André Villela de Souza Lima Santos, do Laboratório de Ensino e Pesquisa em Psicologia da Saúde da USP Ribeirão Preto e pesquisador de um grupo de estudos em masculinidades, diz que ideias misóginas e de discurso de ódio antes restritas a “chans” obscuros agora têm uma circulação mais ampla.
“Para minha surpresa, recentemente vi no Facebook comentários piores do que os encontrados em fóruns anônimos e com as identidades abertas associadas ao posts. Ou seja, isso está se escancarando.”
“Imagino que haja um aumento do número de indivíduos que propagam essas ideias, mas, mesmo que não houvesse, esses discursos estão tendo mais visibilidade. O resultado acaba sendo o mesmo. Conforme mais pessoas têm acesso a esse tipo de conteúdo, vão surgindo mais adeptos e se produz mais conteúdo do tipo”, diz.
Uma das figuras mais conhecidas hoje no mundo por propagar ideias misóginas é Andrew Tate, um ex-participante do Big Brother britânico. No TikTok, vídeos com a hashtag de seu nome já superam 13 bilhões de visualizações.
Os seguidores são incentivados a compartilhar ao máximo seu conteúdo. Uma de suas plataformas é que “mulheres são propriedades de homens”. Tate está atualmente preso na Romênia acusado de exploração e escravização sexual de mulheres. Ele nega as acusações.

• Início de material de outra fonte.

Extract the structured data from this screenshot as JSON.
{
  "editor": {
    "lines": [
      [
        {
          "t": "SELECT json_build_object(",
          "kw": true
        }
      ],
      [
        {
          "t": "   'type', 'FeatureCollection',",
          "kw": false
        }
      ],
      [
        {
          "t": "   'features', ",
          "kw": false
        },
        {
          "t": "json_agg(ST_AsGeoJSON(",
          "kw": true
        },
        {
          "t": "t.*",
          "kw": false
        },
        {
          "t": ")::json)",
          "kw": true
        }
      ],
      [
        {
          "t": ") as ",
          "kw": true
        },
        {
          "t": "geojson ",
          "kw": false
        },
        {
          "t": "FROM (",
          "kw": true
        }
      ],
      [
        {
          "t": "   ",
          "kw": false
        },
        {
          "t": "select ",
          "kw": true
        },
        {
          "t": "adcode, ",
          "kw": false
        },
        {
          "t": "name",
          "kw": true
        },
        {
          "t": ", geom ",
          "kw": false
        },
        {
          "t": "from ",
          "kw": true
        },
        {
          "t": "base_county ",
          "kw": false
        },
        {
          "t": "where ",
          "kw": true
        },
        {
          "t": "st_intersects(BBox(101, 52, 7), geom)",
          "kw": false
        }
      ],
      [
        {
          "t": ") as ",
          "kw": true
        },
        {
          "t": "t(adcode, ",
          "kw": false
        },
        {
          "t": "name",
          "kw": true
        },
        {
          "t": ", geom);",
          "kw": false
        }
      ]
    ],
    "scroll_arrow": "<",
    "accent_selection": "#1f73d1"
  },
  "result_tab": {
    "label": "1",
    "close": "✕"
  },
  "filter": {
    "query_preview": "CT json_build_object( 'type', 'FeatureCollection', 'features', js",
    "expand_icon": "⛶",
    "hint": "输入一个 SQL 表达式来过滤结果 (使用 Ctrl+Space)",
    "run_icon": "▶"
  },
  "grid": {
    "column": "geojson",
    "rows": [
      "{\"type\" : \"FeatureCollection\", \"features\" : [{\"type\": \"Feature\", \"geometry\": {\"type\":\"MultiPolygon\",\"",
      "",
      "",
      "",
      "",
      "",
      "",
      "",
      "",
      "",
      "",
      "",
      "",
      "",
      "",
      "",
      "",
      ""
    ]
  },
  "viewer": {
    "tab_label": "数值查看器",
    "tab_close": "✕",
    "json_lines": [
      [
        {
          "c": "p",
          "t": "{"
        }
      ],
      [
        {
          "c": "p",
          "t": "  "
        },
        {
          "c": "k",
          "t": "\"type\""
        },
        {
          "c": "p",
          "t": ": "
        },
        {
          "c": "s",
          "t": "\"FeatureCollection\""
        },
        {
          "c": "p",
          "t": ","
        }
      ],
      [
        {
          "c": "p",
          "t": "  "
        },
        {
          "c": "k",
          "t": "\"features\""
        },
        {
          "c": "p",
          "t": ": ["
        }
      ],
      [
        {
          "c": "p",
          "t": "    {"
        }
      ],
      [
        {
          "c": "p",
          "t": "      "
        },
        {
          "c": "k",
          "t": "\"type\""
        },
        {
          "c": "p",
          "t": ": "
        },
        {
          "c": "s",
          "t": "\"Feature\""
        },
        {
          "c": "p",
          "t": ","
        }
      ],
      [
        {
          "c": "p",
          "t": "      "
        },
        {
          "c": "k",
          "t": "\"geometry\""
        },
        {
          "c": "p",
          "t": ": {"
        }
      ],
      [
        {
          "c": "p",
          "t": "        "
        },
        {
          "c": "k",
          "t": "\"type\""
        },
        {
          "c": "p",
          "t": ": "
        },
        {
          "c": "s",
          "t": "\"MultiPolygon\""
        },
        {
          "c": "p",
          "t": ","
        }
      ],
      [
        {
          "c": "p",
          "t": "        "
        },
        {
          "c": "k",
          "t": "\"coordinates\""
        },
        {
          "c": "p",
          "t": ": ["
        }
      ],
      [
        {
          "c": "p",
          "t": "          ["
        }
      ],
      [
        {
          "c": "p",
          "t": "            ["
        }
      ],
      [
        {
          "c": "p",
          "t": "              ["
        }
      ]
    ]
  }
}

Os pensamentos de Tate já foram divulgados na página de Thiago Schutz.
‘Misandria estatal’
O advogado Alex Ciqueira, de 43 anos, do Rio de Janeiro, se define como seguidor da filosofia red pill e criminalista “atuante na defesa de homens em casos da Lei Maria da Penha”.
Ciqueira afirma repudiar os extremistas do movimento (diversos ataques violentos contra mulheres foram levados a cabo por simpatizantes pelo mundo) e “não concordar 100%” com os preceitos do grupo.
Ele nega que esteja propagando ódio contra as mulheres ao endossar a filosofia red pill. “Discordo. A red pill real não é isso que os extremistas fazem”.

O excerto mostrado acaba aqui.